The United States had control of around five million POW’s by the end of WWII. Of that number about 400,000 German POW’s were housed within the US. Most of the prisoners were spread out across the south. It was easier to house them in the south because of the milder weather; also America was short on farmhands so the Germans were put to work in the fields.
Turner Field had about 500 German prisoners that were kept here in Albany. The Germans were from Rommel’s elite Afrikakorps. They had been captured after Rommel’s surrender and had been kept first in Opelika Alabama, then here in Albany. The men worked on neighboring farms and were even allowed to make a small allowance for their labor which they could spend at their own camp PX.
There were similar groups of POW’s all through Georgia, in Macon, Tifton, Americus, Columbus and more. Few of the men were members of the Nazi party. In Lewis Carlson’s book, “We Were Each Other’s Prisoners”, former Turner Field POW, Eberhard Ladwig explained how he was given a book after he was captured entitled “Jewish Thought” and how reading the book had affected him profoundly. After coming to Albany he had befriended a Jewish Polish-American soldier and then became an interpreter for the camp. He said prisoners were allowed to read the newspapers and he would translate the stories for them.
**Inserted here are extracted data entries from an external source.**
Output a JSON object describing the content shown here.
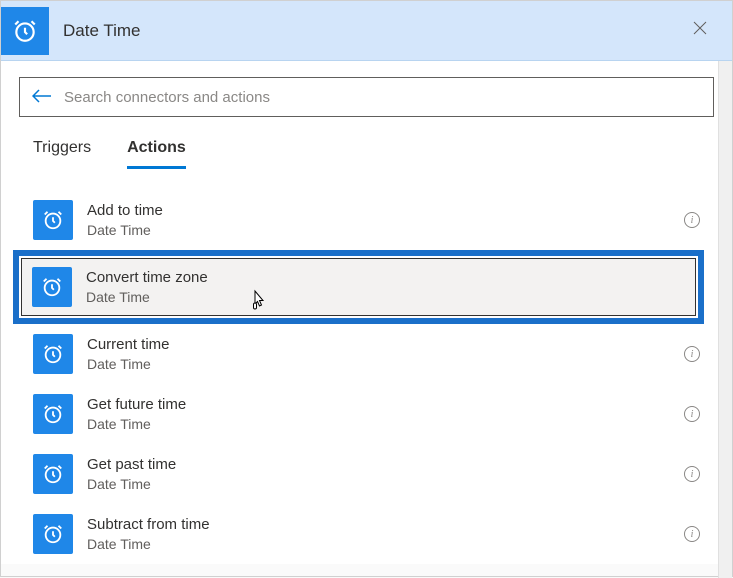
{
  "header": {
    "title": "Date Time",
    "icon_name": "clock-icon"
  },
  "search": {
    "placeholder": "Search connectors and actions"
  },
  "tabs": {
    "triggers": "Triggers",
    "actions": "Actions",
    "active": "actions"
  },
  "connector_name": "Date Time",
  "actions": [
    {
      "title": "Add to time",
      "sub": "Date Time",
      "highlighted": false
    },
    {
      "title": "Convert time zone",
      "sub": "Date Time",
      "highlighted": true
    },
    {
      "title": "Current time",
      "sub": "Date Time",
      "highlighted": false
    },
    {
      "title": "Get future time",
      "sub": "Date Time",
      "highlighted": false
    },
    {
      "title": "Get past time",
      "sub": "Date Time",
      "highlighted": false
    },
    {
      "title": "Subtract from time",
      "sub": "Date Time",
      "highlighted": false
    }
  ]
}
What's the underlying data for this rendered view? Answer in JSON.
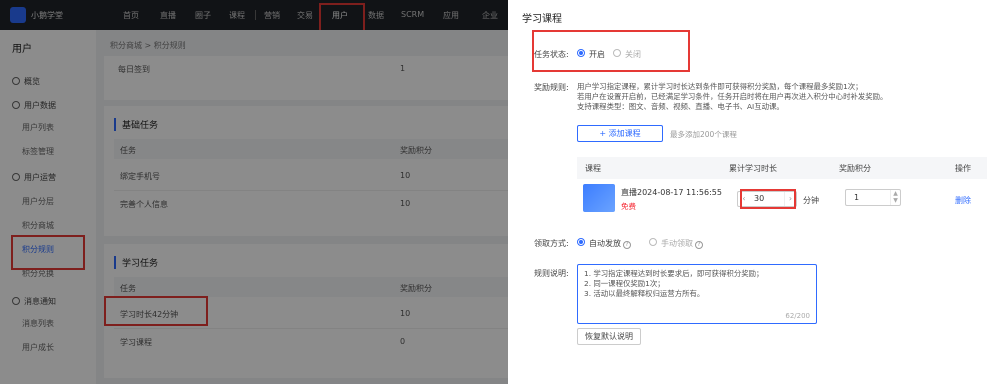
{
  "app": {
    "brand": "小鹅学堂"
  },
  "nav": [
    "首页",
    "直播",
    "圈子",
    "课程",
    "营销",
    "交易",
    "用户",
    "数据",
    "SCRM",
    "应用",
    "企业"
  ],
  "sidebar": {
    "title": "用户",
    "overview": "概览",
    "group_data": "用户数据",
    "items_data": [
      "用户列表",
      "标签管理"
    ],
    "group_ops": "用户运营",
    "items_ops": [
      "用户分层",
      "积分商城",
      "积分规则",
      "积分兑换"
    ],
    "group_service": "消息通知",
    "items_service": [
      "消息列表",
      "用户成长"
    ]
  },
  "main": {
    "breadcrumb": "积分商城 > 积分规则",
    "top_row": {
      "name": "每日签到",
      "points": "1"
    },
    "basic": {
      "title": "基础任务",
      "headers": [
        "任务",
        "奖励积分"
      ],
      "rows": [
        {
          "task": "绑定手机号",
          "points": "10"
        },
        {
          "task": "完善个人信息",
          "points": "10"
        }
      ]
    },
    "learn": {
      "title": "学习任务",
      "headers": [
        "任务",
        "奖励积分"
      ],
      "rows": [
        {
          "task": "学习时长42分钟",
          "points": "10"
        },
        {
          "task": "学习课程",
          "points": "0"
        }
      ]
    }
  },
  "drawer": {
    "title": "学习课程",
    "status_label": "任务状态:",
    "status_on": "开启",
    "status_off": "关闭",
    "rule_label": "奖励规则:",
    "rule_lines": [
      "用户学习指定课程，累计学习时长达到条件即可获得积分奖励，每个课程最多奖励1次；",
      "若用户在设置开启前，已经满足学习条件，任务开启时将在用户再次进入积分中心时补发奖励。",
      "支持课程类型：图文、音频、视频、直播、电子书、AI互动课。"
    ],
    "add_button": "+ 添加课程",
    "add_tip": "最多添加200个课程",
    "table_headers": [
      "课程",
      "累计学习时长",
      "奖励积分",
      "操作"
    ],
    "course": {
      "name": "直播2024-08-17 11:56:55",
      "tag": "免费",
      "duration": "30",
      "unit": "分钟",
      "points": "1",
      "action": "删除"
    },
    "claim_label": "领取方式:",
    "claim_auto": "自动发放",
    "claim_manual": "手动领取",
    "desc_label": "规则说明:",
    "desc_lines": [
      "1. 学习指定课程达到时长要求后，即可获得积分奖励；",
      "2. 同一课程仅奖励1次；",
      "3. 活动以最终解释权归运营方所有。"
    ],
    "desc_counter": "62/200",
    "default_button": "恢复默认说明"
  },
  "colors": {
    "accent": "#2f6bff",
    "highlight": "#e53935",
    "topbar": "#1f2329"
  }
}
Even though they had heard rumors of atrocities committed by Germany it was a shock to read about them in the newspapers.
There were at least two escapes here in Albany. The POW’s kitchen was housed outside their secure enclosure. The two escapees hid under the kitchen and waited until dark, then made their escape. They were picked up just inside Florida. The war was over for these men; they were fed good food and treated well by guards and townspeople. There was not much reason to escape and little hope to get back to Germany if they did.
There was a major breakout attempt by German POW’s in a camp of more than 3,000 POW’s in Arizona. There was one group within that camp of Nazi U-boat commanders and their crew that tunneled under the prison, hiding the soil in their flower gardens and new volley ball courts. The attempt was on Christmas Eve of 1944. The men had planned well and even had false papers for identification. The escape caused a huge manhunt in Arizona. No one was killed or even hurt and eventually the men were recaptured. Of the more than 400,000 POW’s in the US, there were a total of 2,222 attempted escapes.
In other camps throughout the US, after Germany’s surrender, there were tales of German prisoners asking to join the American Army to help fight the Japanese. They simply could not understand why our government would not let them fight. German prisoners were treated much better in the US than the ones kept in Camps in Europe where they were given little food or shelter and were kept in a much colder climate. There were a few POW’s held in the US that were murdered or abused by other POW’s. The men that were Nazi’s considered the other prisoners to be traitors. There were no such problems with the men housed here at Turner Field’s “Camp Albany.”
It was not uncommon for the POW’s here in Albany to eat meals in private homes or boarding houses when they were on a work detail. There is an account of a camp in Virginia where townspeople there brought the prisoners in and made them home cooked meals. After the war ended the rations given to the prisoners declined. Some people had befriended their reluctant guests and fed them when possible. Some of the Germans would play the piano and sing for the American families that welcomed them into their homes.
Many of the Germans wanted to stay in America even after their release. Some returned to America after they were sent home, married American women and became citizens. Germany had been so destroyed in the last days of the war that there was little to return to. They had made friends here. Albanian William Sasman who worked as a guard at the POW camp at Turner Field before shipping out, befriended one of the Germans. The prisoner, Gerhard Algermissen even gave Sasman a photo of himself taken before his capture. Sasman was told years later that a former German POW that was working and visiting in the US had been in Albany trying to locate him. He was unable to find Algermissen to find out if it was him.
In an odd way, in the middle of a war, lifetime friendships were made between the captors and the captives.